Around this time, Norton reached what she considered the peak of her radio career. Ron Beck, former producer of the Colgate-Palmolive shows, had entered into production with his own company. He obtained scripts of Blondie, an American show based on Chic Young's comic strip of the same name, and set about producing an Australian version of them. Willie Fennell played Dagwood Bumstead, Blondie's rather put-upon husband, but competition for the title role was very keen. Norton won it from a large field of auditioning actresses. Blondie went to air in November 1951, but its run was not to be a long one, as the threat of legal action from the United States brought it to an abrupt end.

Norton did a good deal of radio work for the ABC: Anna in Clifford Odets' Golden Boy; Letta in Arthur Miller's Death of a Salesman, starring Edward Howell; roles in Rex Rienits' Wide Boy, Elmer Rice's Counselor-at-Law, and the serial Stranger Come In, written and produced by Max Afford. On stage she played Olive in John Van Druten's The Voice of the Turtle produced by Sydney John Kay for the Mercury Theatre, and at the Metropolitan Theatre she was in the satirical revue Merry-Go-Round, produced by Bill Orr, the forerunner of the Phillip Street Revues.

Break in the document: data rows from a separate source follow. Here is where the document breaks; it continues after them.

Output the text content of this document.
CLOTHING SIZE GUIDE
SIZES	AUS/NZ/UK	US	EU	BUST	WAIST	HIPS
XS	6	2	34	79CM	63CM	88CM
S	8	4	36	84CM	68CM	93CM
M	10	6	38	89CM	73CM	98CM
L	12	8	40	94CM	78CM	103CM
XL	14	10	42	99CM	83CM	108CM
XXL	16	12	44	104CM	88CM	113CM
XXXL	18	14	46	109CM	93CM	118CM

===Personal life and death===
On 8 March 1954, Norton married Jack Smyser, an executive from Pan American Airways. Later that month they went to the United States to live.

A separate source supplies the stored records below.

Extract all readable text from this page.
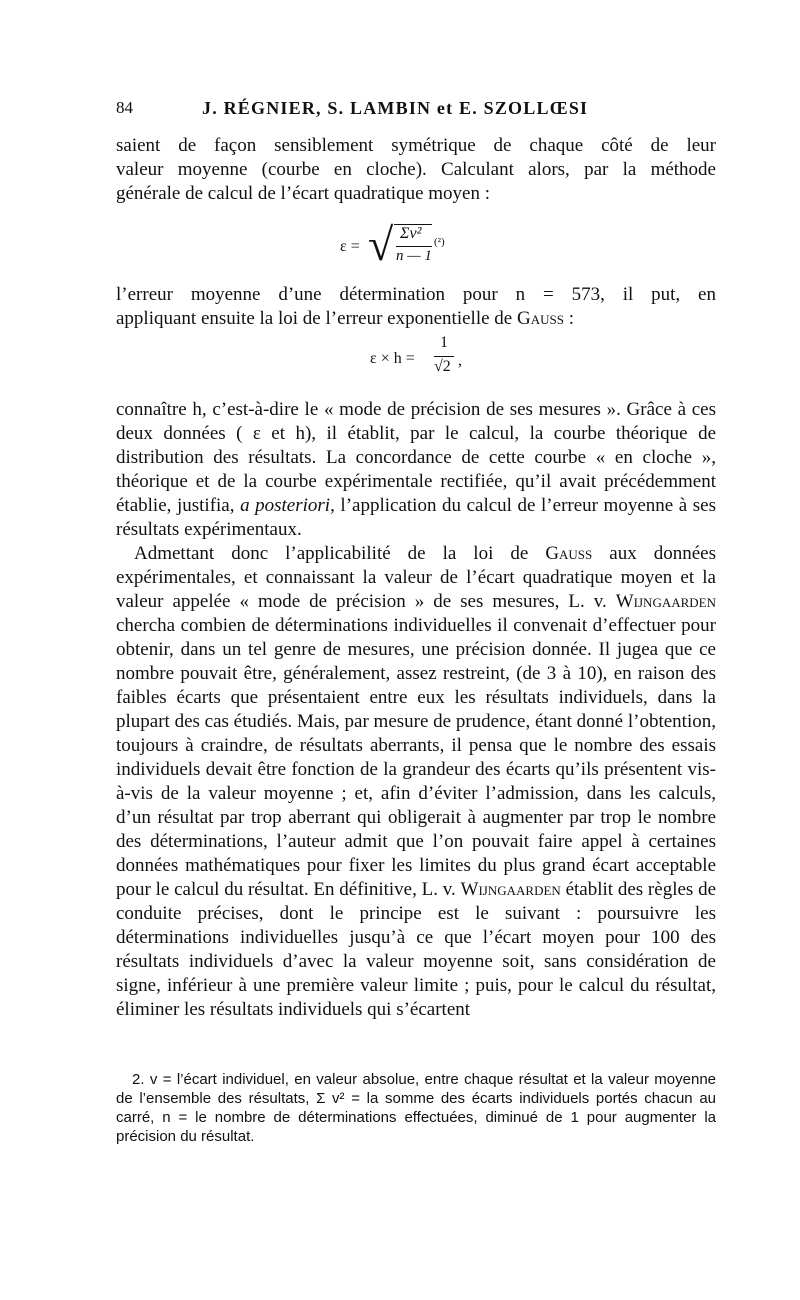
84	J. RÉGNIER, S. LAMBIN et E. SZOLLŒSI
saient de façon sensiblement symétrique de chaque côté de leur
valeur moyenne (courbe en cloche). Calculant alors, par la méthode
générale de calcul de l’écart quadratique moyen :
ε = √ Σv²
n — 1
(²)
l’erreur moyenne d’une détermination pour n = 573, il put, en
appliquant ensuite la loi de l’erreur exponentielle de Gauss :
ε × h =
1
√2 ,

connaître h, c’est-à-dire le « mode de précision de ses mesures ». Grâce à ces deux données ( ε et h), il établit, par le calcul, la courbe théorique de distribution des résultats. La concordance de cette courbe « en cloche », théorique et de la courbe expérimentale rectifiée, qu’il avait précédemment établie, justifia, a posteriori, l’application du calcul de l’erreur moyenne à ses résultats expérimentaux.

Admettant donc l’applicabilité de la loi de Gauss aux données expérimentales, et connaissant la valeur de l’écart quadratique moyen et la valeur appelée « mode de précision » de ses mesures, L. v. Wijngaarden chercha combien de déterminations individuelles il convenait d’effectuer pour obtenir, dans un tel genre de mesures, une précision donnée. Il jugea que ce nombre pouvait être, généralement, assez restreint, (de 3 à 10), en raison des faibles écarts que présentaient entre eux les résultats individuels, dans la plupart des cas étudiés. Mais, par mesure de prudence, étant donné l’obtention, toujours à craindre, de résultats aberrants, il pensa que le nombre des essais individuels devait être fonction de la grandeur des écarts qu’ils présentent vis-à-vis de la valeur moyenne ; et, afin d’éviter l’admission, dans les calculs, d’un résultat par trop aberrant qui obligerait à augmenter par trop le nombre des déterminations, l’auteur admit que l’on pouvait faire appel à certaines données mathématiques pour fixer les limites du plus grand écart acceptable pour le calcul du résultat. En définitive, L. v. Wijngaarden établit des règles de conduite précises, dont le principe est le suivant : poursuivre les déterminations individuelles jusqu’à ce que l’écart moyen pour 100 des résultats individuels d’avec la valeur moyenne soit, sans considération de signe, inférieur à une première valeur limite ; puis, pour le calcul du résultat, éliminer les résultats individuels qui s’écartent

2. v = l’écart individuel, en valeur absolue, entre chaque résultat et la valeur moyenne de l’ensemble des résultats, Σ v² = la somme des écarts individuels portés chacun au carré, n = le nombre de déterminations effectuées, diminué de 1 pour augmenter la précision du résultat.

After the sudden death of her husband and later her son, Norton-Smyser returned to Australia, where she lived in Carlton, Sydney. She died in a care home in Bexley, New South Wales on 29 December 2013, at the age of 86.

==Reception==
Tom Breen, theatre critic for the Sydney Sun, wrote in a derogatory manner about the production Ladies' Night in a Turkish Bath at the Empire Theatre in 1951, but when he came to discussing the cast, he noted: "Kerry Norton was curvacity itself, and her script delivery had a sure-fire quality about it that made her outstanding." Commenting on her performance in Anna Lucasta, Breen wrote: "Kerry Norton was noteworthy for her devastatingly real depiction of a waterfront harlot." Norton was thrilled with the a good notice, but said, "I don't know if I was real or not. I've never met a waterfront harlot."